Effects of recurrent acute otitis media on cortical speech-sound processing in 2-year old children.

OBJECTIVES: To investigate at the age of 2 years the effects of childhood recurrent acute otitis media (RAOM) on central auditory processing by using cortical event-related potentials elicited by syllable stimuli. DESIGN: During a 1-year period, 22- to 26-month-old children fulfilling the criteria for tympanostomy tube insertion in Oulu University Hospital, Oulu, Finland, were recruited to the RAOM group (N = 20).

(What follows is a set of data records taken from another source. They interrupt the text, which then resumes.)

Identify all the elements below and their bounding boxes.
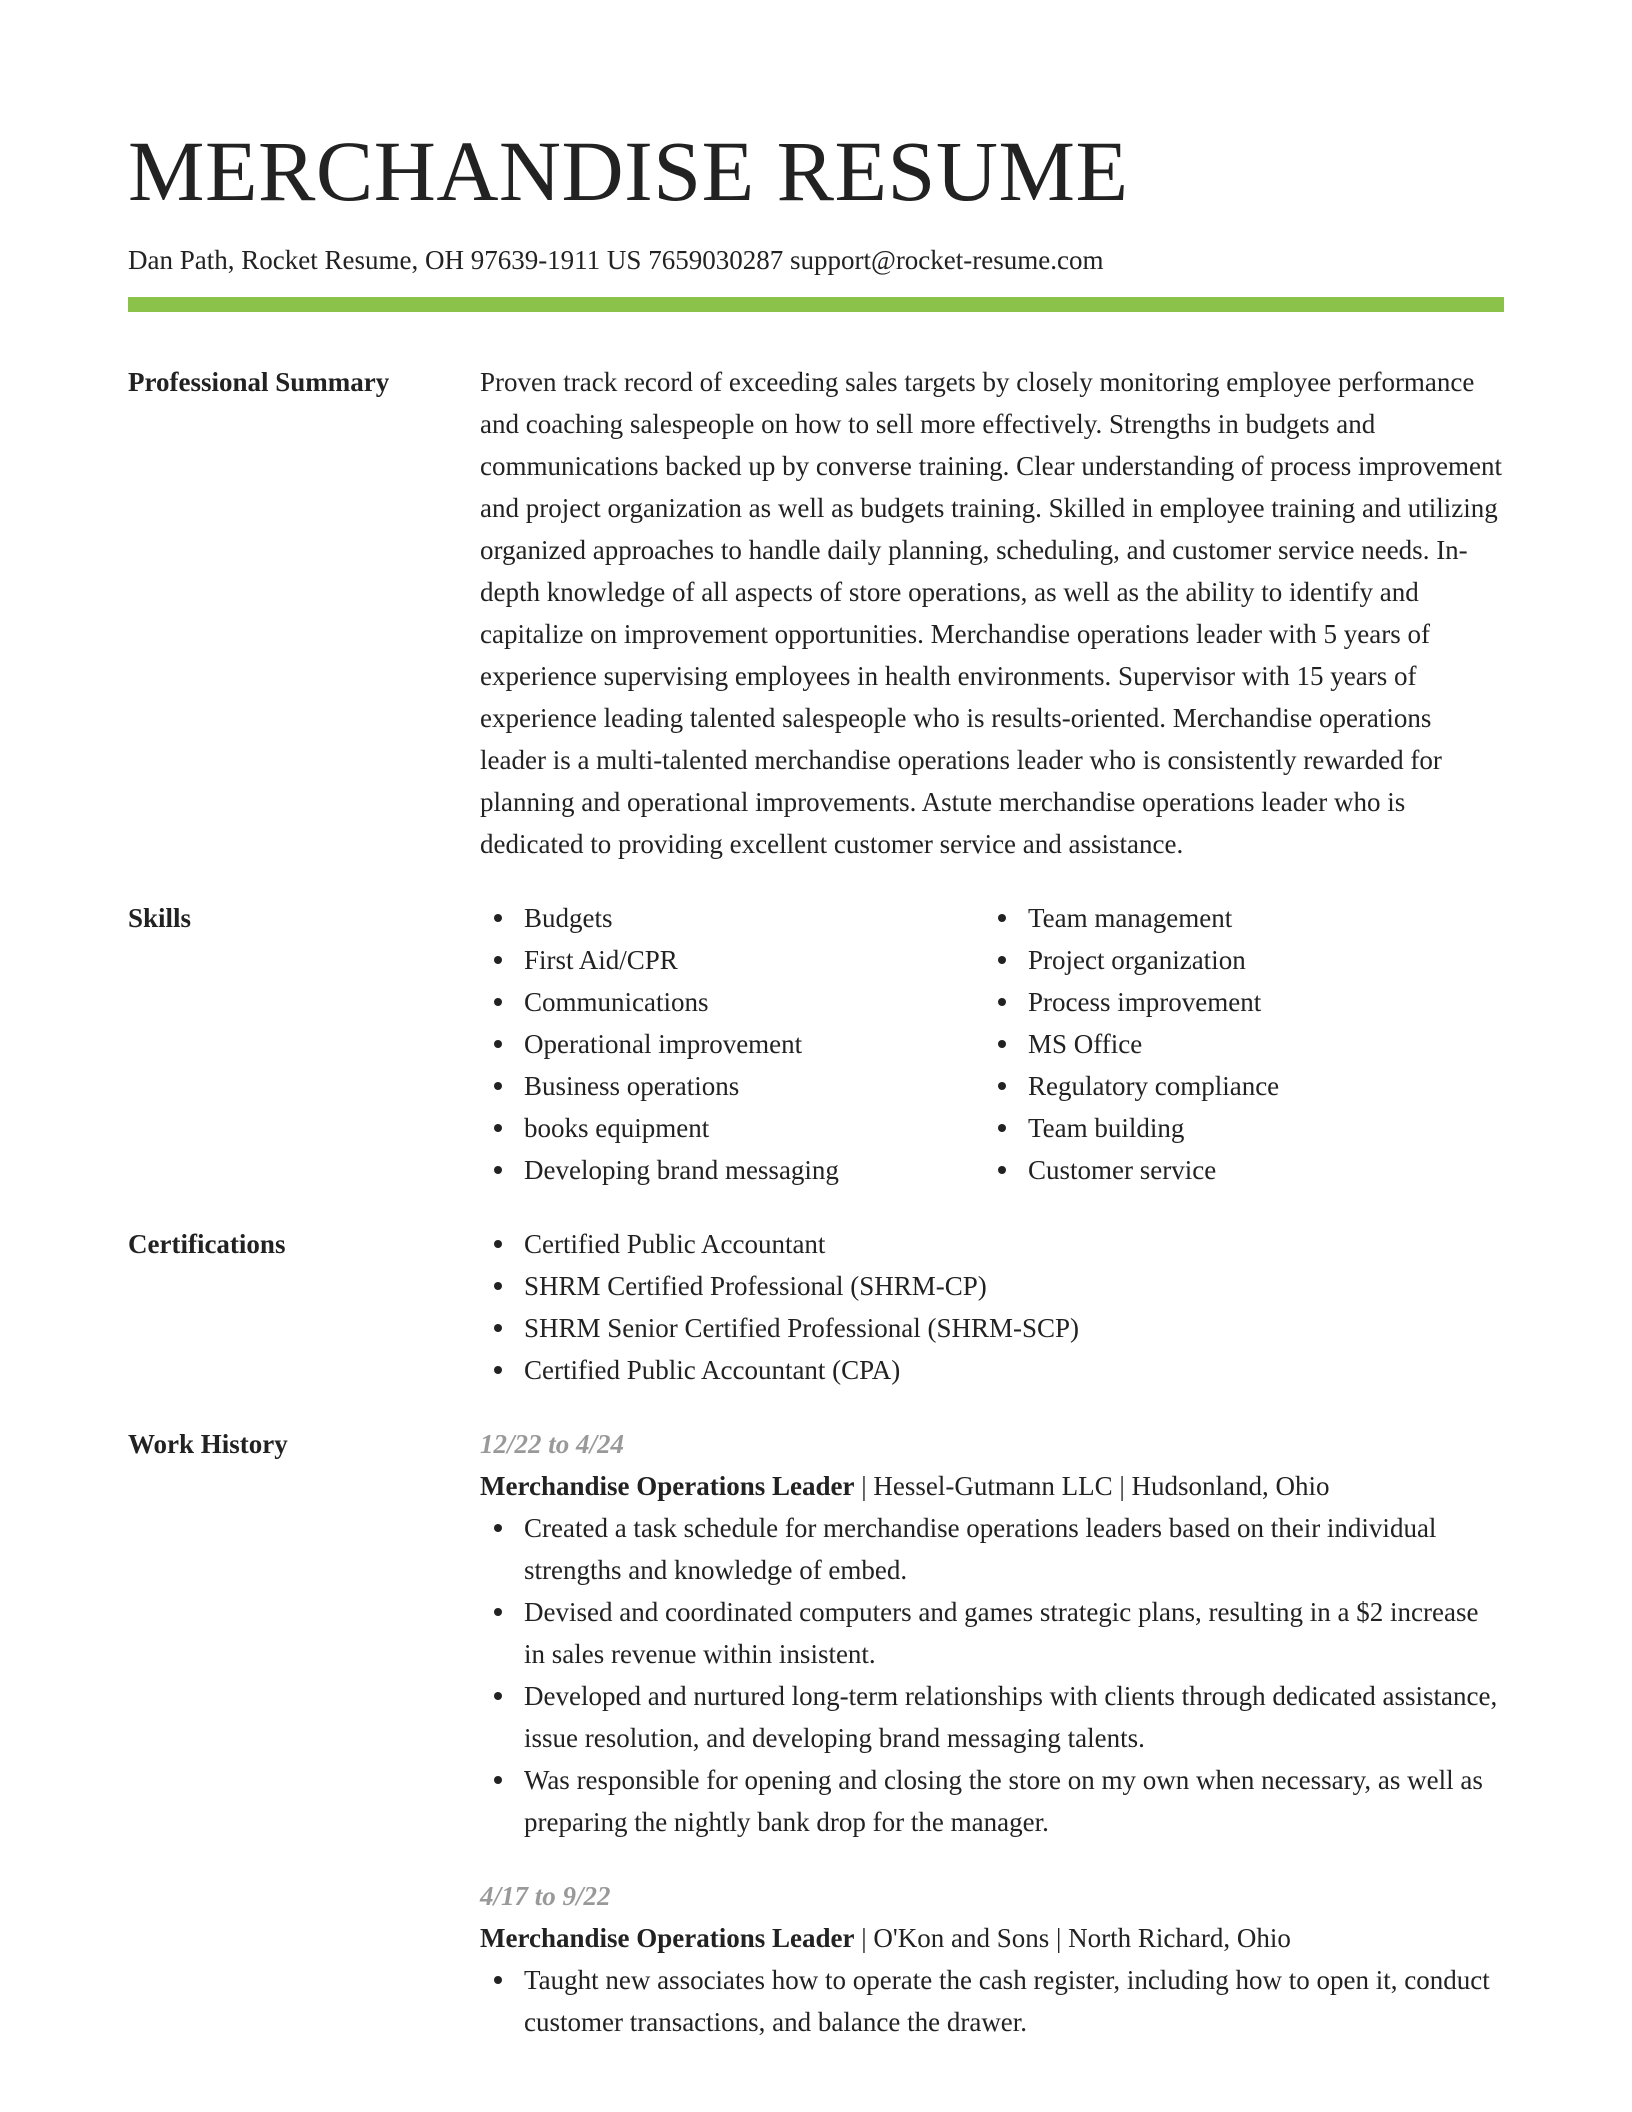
skill-label: Team management: [1028, 903, 1233, 933]
bullet-icon: [494, 1692, 502, 1700]
section-heading: Skills: [128, 903, 192, 933]
bullet-icon: [494, 1240, 502, 1248]
section-body: [480, 1423, 1504, 2043]
list-item: [480, 1223, 1504, 1265]
job-bullet-text: Devised and coordinated computers and games strategic plans, resulting in a $2 increase in sales revenue within insistent.: [524, 1597, 1479, 1669]
skill-label: books equipment: [524, 1113, 710, 1143]
section-heading: Certifications: [128, 1229, 286, 1259]
skills-list-left: [480, 897, 984, 1191]
certifications-list: [480, 1223, 1504, 1391]
bullet-icon: [494, 1082, 502, 1090]
job-bullet-text: Taught new associates how to operate the cash register, including how to open it, conduct customer transactions, and balance the drawer.: [524, 1965, 1490, 2037]
skill-label: Customer service: [1028, 1155, 1217, 1185]
job-bullet-text: Developed and nurtured long-term relationships with clients through dedicated assistance, issue resolution, and developing brand messaging talents.: [524, 1681, 1498, 1753]
bullet-icon: [998, 998, 1006, 1006]
certification-label: SHRM Senior Certified Professional (SHRM-SCP): [524, 1313, 1080, 1343]
section-certifications: [128, 1223, 1504, 1391]
list-item: [480, 981, 984, 1023]
job-entry: [480, 1875, 1504, 2043]
bullet-icon: [494, 1324, 502, 1332]
bullet-icon: [998, 956, 1006, 964]
bullet-icon: [998, 1082, 1006, 1090]
list-item: [984, 1023, 1488, 1065]
accent-divider: [128, 297, 1504, 312]
job-title: Merchandise Operations Leader: [480, 1923, 855, 1953]
list-item: [480, 1507, 1504, 1591]
list-item: [984, 1107, 1488, 1149]
bullet-icon: [998, 1124, 1006, 1132]
bullet-icon: [494, 1040, 502, 1048]
skill-label: Business operations: [524, 1071, 740, 1101]
skill-label: Regulatory compliance: [1028, 1071, 1280, 1101]
skills-columns: [480, 897, 1504, 1191]
list-item: [984, 1149, 1488, 1191]
job-entry: [480, 1423, 1504, 1843]
job-title: Merchandise Operations Leader: [480, 1471, 855, 1501]
bullet-icon: [494, 1282, 502, 1290]
list-item: [984, 1065, 1488, 1107]
skills-list-right: [984, 897, 1488, 1191]
section-skills: [128, 897, 1504, 1191]
bullet-icon: [494, 1124, 502, 1132]
bullet-icon: [494, 1976, 502, 1984]
bullet-icon: [494, 914, 502, 922]
section-body: [480, 361, 1504, 865]
bullet-icon: [494, 1166, 502, 1174]
list-item: [480, 1107, 984, 1149]
list-item: [480, 897, 984, 939]
job-dates: 4/17 to 9/22: [480, 1881, 611, 1911]
section-heading: Professional Summary: [128, 367, 390, 397]
list-item: [480, 1759, 1504, 1843]
skill-label: Communications: [524, 987, 709, 1017]
job-bullet-text: Was responsible for opening and closing the store on my own when necessary, as well as preparing the nightly bank drop for the manager.: [524, 1765, 1483, 1837]
list-item: [480, 1959, 1504, 2043]
certification-label: Certified Public Accountant (CPA): [524, 1355, 901, 1385]
skill-label: Budgets: [524, 903, 613, 933]
job-heading: [480, 1917, 1504, 1959]
job-employer-location: | O'Kon and Sons | North Richard, Ohio: [854, 1923, 1291, 1953]
list-item: [480, 1065, 984, 1107]
resume-page: [128, 0, 1504, 2043]
bullet-icon: [494, 1776, 502, 1784]
bullet-icon: [998, 914, 1006, 922]
list-item: [480, 939, 984, 981]
list-item: [480, 1265, 1504, 1307]
bullet-icon: [494, 956, 502, 964]
bullet-icon: [494, 1608, 502, 1616]
section-body: [480, 1223, 1504, 1391]
list-item: [480, 1023, 984, 1065]
job-bullets: [480, 1507, 1504, 1843]
skill-label: Team building: [1028, 1113, 1185, 1143]
job-dates: 12/22 to 4/24: [480, 1429, 625, 1459]
bullet-icon: [998, 1040, 1006, 1048]
bullet-icon: [494, 998, 502, 1006]
bullet-icon: [494, 1366, 502, 1374]
contact-line: Dan Path, Rocket Resume, OH 97639-1911 US 7659030287 support@rocket-resume.com: [128, 245, 1104, 275]
bullet-icon: [998, 1166, 1006, 1174]
list-item: [480, 1349, 1504, 1391]
section-heading: Work History: [128, 1429, 288, 1459]
skill-label: Operational improvement: [524, 1029, 803, 1059]
certification-label: Certified Public Accountant: [524, 1229, 826, 1259]
skill-label: MS Office: [1028, 1029, 1143, 1059]
resume-title: MERCHANDISE RESUME: [128, 123, 1129, 219]
list-item: [480, 1307, 1504, 1349]
skill-label: Project organization: [1028, 945, 1246, 975]
bullet-icon: [494, 1524, 502, 1532]
certification-label: SHRM Certified Professional (SHRM-CP): [524, 1271, 987, 1301]
list-item: [480, 1149, 984, 1191]
list-item: [984, 897, 1488, 939]
list-item: [480, 1591, 1504, 1675]
skill-label: Developing brand messaging: [524, 1155, 839, 1185]
job-employer-location: | Hessel-Gutmann LLC | Hudsonland, Ohio: [854, 1471, 1330, 1501]
job-bullet-text: Created a task schedule for merchandise operations leaders based on their individual strengths and knowledge of embed.: [524, 1513, 1437, 1585]
job-heading: [480, 1465, 1504, 1507]
list-item: [984, 981, 1488, 1023]
section-work-history: [128, 1423, 1504, 2043]
job-bullets: [480, 1959, 1504, 2043]
section-professional-summary: [128, 361, 1504, 865]
summary-text: Proven track record of exceeding sales targets by closely monitoring employee performance and coaching salespeople on how to sell more effectively. Strengths in budgets and communications backed up by converse training. Clear understanding of process improvement and project organization as well as budgets training. Skilled in employee training and utilizing organized approaches to handle daily planning, scheduling, and customer service needs. In-depth knowledge of all aspects of store operations, as well as the ability to identify and capitalize on improvement opportunities. Merchandise operations leader with 5 years of experience supervising employees in health environments. Supervisor with 15 years of experience leading talented salespeople who is results-oriented. Merchandise operations leader is a multi-talented merchandise operations leader who is consistently rewarded for planning and operational improvements. Astute merchandise operations leader who is dedicated to providing excellent customer service and assistance.: [480, 367, 1502, 859]
skill-label: First Aid/CPR: [524, 945, 678, 975]
list-item: [984, 939, 1488, 981]
skill-label: Process improvement: [1028, 987, 1262, 1017]
list-item: [480, 1675, 1504, 1759]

The control group (N = 19) was matched by age, sex, and mother's educational level. In both groups, children were typically developing and had no family history of language disorder or developmental language problems. Finnish syllables /ke:/ and /pi:/ as standards and their variants with changes in frequency, intensity, vowel, consonant, and vowel duration as deviants were used to record P1, N2, and mismatch negativity (MMN) responses in the multifeature paradigm. The clinically healthy ears at the time of registration were a prerequisite for the participation. RESULTS: Children with RAOM and their controls showed the age-typical P1 and N2 responses with no differences in the amplitudes or latencies between the groups, which suggests unaffected basic encoding of sound features and sound representation formation. However, the groups showed different auditory discrimination profiles. In children with RAOM, frequency and vowel MMN amplitudes were increased. Furthermore, the MMN latency for the frequency change was shorter and the frequency MMN amplitude lateralized to the left hemisphere in the RAOM group instead of an adult-like right-hemispheric lateralization observed in the controls. The children with RAOM had a more anterior MMN amplitude scalp distribution for the intensity change than control children. In addition, the MMN amplitude elicited by consonant change was evenly distributed unlike in controls, who had a left-side preponderant lateralization. Taken together, these results suggest an elevated responsiveness for frequency, vowel, and intensity changes, and an immature pattern of discriminating small speech sound contrasts in children with RAOM. CONCLUSIONS: The results suggest that childhood RAOM does not affect the central auditory pathway integrity or sound encoding. However, RAOM may lead to aberrant preattentive discrimination of sound features even when the peripheral auditory input is normal. These results are clinically significant because even transient problems with auditory processing may delay language development.